The Tories will include a so-called ‘Stanley Johnson clause’ in new coronavirus regulations coming into force later this month, allowing Brits to leave the UK to prepare a second home for sale or rent.
Updated restrictions, which will apply from 29 March, will include a list of “reasonable excuses to travel” outside the country – including an exemption which Labour says is specifically designed to appease Boris Johnson’s father.
Stanley last summer breached coronavirus guidelines by travelling to his Greek villa in order to make it “Covid-proof… in view of the upcoming letting season”.
The new clause allows people to travel abroad “in connection with the purchase, sale, letting or rental of a residential property”. Permitted activities include visiting an estate agent or show home, viewing residential properties to rent or buy, and preparing a new property for moving in.
Other exemptions include study or competing in an elite sporting event.
Andrew Gwynne, Labour MP and ex-shadow cabinet minster, told the Guardian: “For hardworking families facing the prospect of missing out on summer holidays, it will stick in the craw that the government has inserted a ‘Stanley Johnson clause’ to Covid rules that allows people to come and go if they have property abroad … It seems it’s still one rule for them and another for the rest of us.”

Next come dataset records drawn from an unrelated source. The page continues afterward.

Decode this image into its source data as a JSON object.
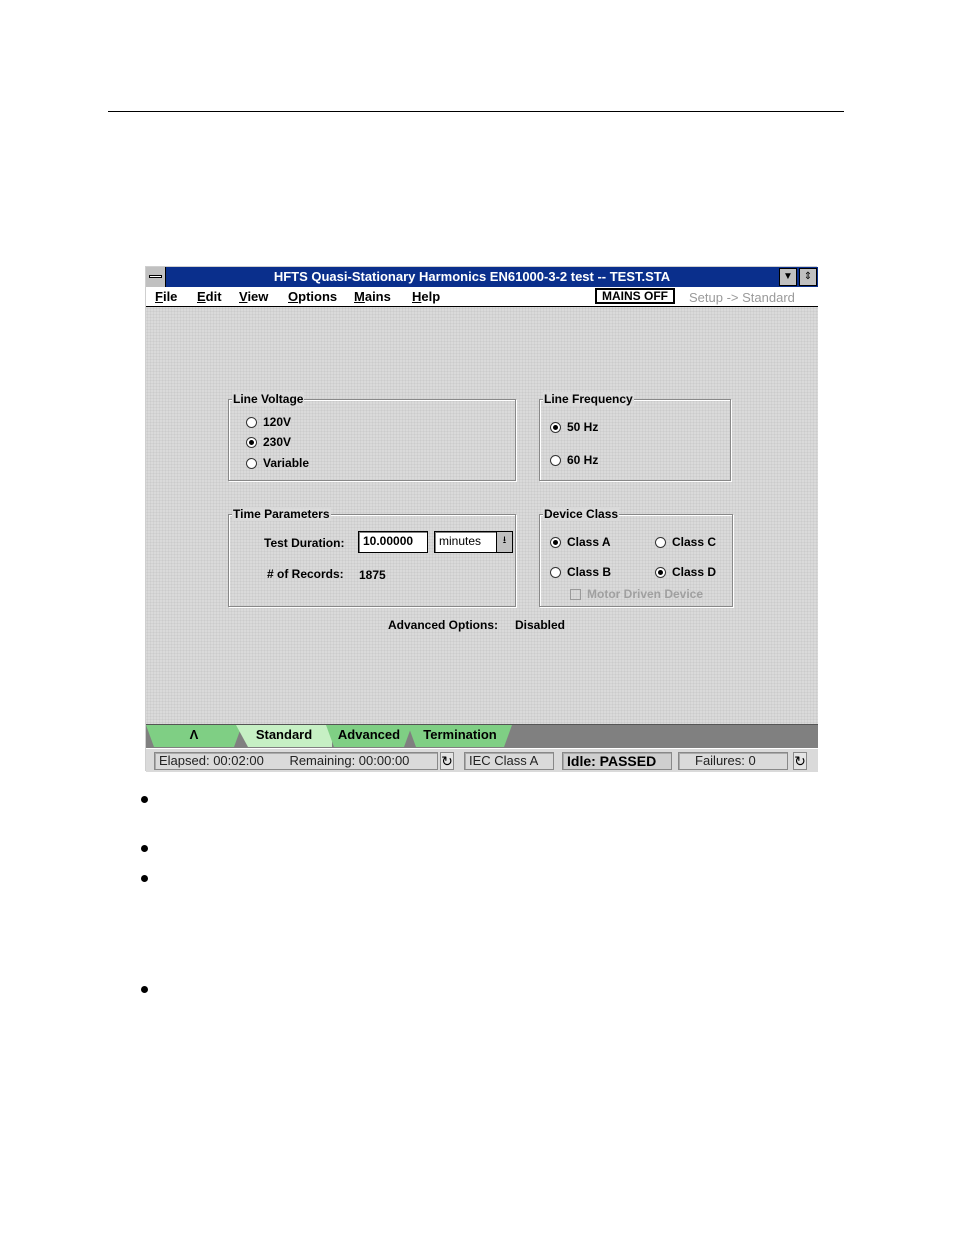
{
  "window": {
    "title": "HFTS Quasi-Stationary Harmonics EN61000-3-2 test -- TEST.STA",
    "minimize_icon": "down-triangle-icon",
    "restore_icon": "up-down-arrows-icon"
  },
  "menubar": {
    "items": [
      {
        "label": "File",
        "accel": "F"
      },
      {
        "label": "Edit",
        "accel": "E"
      },
      {
        "label": "View",
        "accel": "V"
      },
      {
        "label": "Options",
        "accel": "O"
      },
      {
        "label": "Mains",
        "accel": "M"
      },
      {
        "label": "Help",
        "accel": "H"
      }
    ],
    "mains_status": "MAINS OFF",
    "mode_breadcrumb": "Setup -> Standard"
  },
  "line_voltage": {
    "title": "Line Voltage",
    "options": [
      {
        "label": "120V",
        "selected": false
      },
      {
        "label": "230V",
        "selected": true
      },
      {
        "label": "Variable",
        "selected": false
      }
    ]
  },
  "line_frequency": {
    "title": "Line Frequency",
    "options": [
      {
        "label": "50 Hz",
        "selected": true
      },
      {
        "label": "60 Hz",
        "selected": false
      }
    ]
  },
  "time_parameters": {
    "title": "Time Parameters",
    "test_duration_label": "Test Duration:",
    "test_duration_value": "10.00000",
    "unit_value": "minutes",
    "records_label": "# of Records:",
    "records_value": "1875"
  },
  "device_class": {
    "title": "Device Class",
    "options": [
      {
        "label": "Class A",
        "selected": true
      },
      {
        "label": "Class C",
        "selected": false
      },
      {
        "label": "Class B",
        "selected": false
      },
      {
        "label": "Class D",
        "selected": true
      }
    ],
    "motor_driven_label": "Motor Driven Device",
    "motor_driven_checked": false
  },
  "advanced_options": {
    "label": "Advanced Options:",
    "value": "Disabled"
  },
  "tabs": [
    {
      "label": "Λ",
      "active": false
    },
    {
      "label": "Standard",
      "active": true
    },
    {
      "label": "Advanced",
      "active": false
    },
    {
      "label": "Termination",
      "active": false
    }
  ],
  "statusbar": {
    "elapsed": "Elapsed: 00:02:00",
    "remaining": "Remaining: 00:00:00",
    "iec_class": "IEC Class A",
    "state": "Idle: PASSED",
    "failures": "Failures: 0",
    "refresh_icon": "↻"
  },
  "document": {
    "bullet_count": 4
  }
}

Another Labour source hit out at the rule as the “Stanley Johnson loophole” for “those managing their overseas property empires” – and accused the government offing “only focused on their own privileged lives”.
Anyone caught breaking the rules to go on holiday faces a fine of up to £5,000. The restrictions expire every six months, so need to be renewed before the end of March.
MPs will vote on the Health Protection (Coronavirus, Restrictions) (Steps) (England) Regulations 2021 on Thursday, with the laws expected to come into force on 29 March.